- Born: 1822 Paisley, Scotland
- Died: Death year 1890 aged 68-69 Melbourne, Australia
- Children: 10 including James Boag II

= James Boag I =

Scottish businesspeople (1822 - 1890)

James Boag I (c. 4 February 1822- 9 November 1890) was the founder and proprietor of J. Boag & Sons, owner of the Boag's Brewery in Launceston, Tasmania, Australia.

Boag was born in Paisley, Renfrewshire, Scotland in 1822. He emigrated to Australia with his wife and four children in May 1853, on the ship Sea, and arrived in Tasmania in July of the same year aboard the Clarence after spending two months in Melbourne.

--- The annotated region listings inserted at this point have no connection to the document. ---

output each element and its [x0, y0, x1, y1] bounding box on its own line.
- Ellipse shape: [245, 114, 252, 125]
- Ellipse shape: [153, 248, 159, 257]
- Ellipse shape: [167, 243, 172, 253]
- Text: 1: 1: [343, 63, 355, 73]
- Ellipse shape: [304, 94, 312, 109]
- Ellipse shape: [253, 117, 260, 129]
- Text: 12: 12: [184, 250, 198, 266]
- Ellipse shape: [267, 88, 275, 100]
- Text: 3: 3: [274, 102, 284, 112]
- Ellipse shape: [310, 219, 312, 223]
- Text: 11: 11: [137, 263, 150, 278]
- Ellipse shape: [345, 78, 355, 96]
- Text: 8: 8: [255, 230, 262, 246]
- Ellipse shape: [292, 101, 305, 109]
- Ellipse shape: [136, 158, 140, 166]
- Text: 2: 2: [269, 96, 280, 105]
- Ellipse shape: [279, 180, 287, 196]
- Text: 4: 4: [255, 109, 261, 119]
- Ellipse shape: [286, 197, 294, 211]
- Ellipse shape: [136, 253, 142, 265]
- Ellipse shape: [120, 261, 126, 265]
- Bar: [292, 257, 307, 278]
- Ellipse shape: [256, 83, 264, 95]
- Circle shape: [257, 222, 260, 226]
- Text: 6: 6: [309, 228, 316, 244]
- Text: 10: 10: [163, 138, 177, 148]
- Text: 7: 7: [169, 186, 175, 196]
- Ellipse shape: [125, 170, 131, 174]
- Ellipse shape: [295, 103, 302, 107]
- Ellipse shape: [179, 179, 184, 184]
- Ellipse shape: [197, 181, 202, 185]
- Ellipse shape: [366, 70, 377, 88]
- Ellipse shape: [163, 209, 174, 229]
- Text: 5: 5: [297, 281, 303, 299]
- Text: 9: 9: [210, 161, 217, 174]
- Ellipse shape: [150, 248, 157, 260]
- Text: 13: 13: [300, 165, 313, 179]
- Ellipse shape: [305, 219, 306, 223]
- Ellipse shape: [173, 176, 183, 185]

Upon arriving in Tasmania he was engaged by J. D. Fawns of the Cornwall Brewery where he remained brewer and manager for 27 years. Once settled in Launceston, Tasmania he had 6 more children, including James Boag II.

He formed a partnership with his son James Boag II after purchasing the Esk Brewery in February 1882 from Mr. C. S. Button. They began supplying beer to the public later that year, in December. The brewery later became what is now known as Boag's Brewery.

Boag died aged 69 in Melbourne on 9 November 1890. His remains were transported to Launceston for the funeral service, which was held at St Andrew's Church.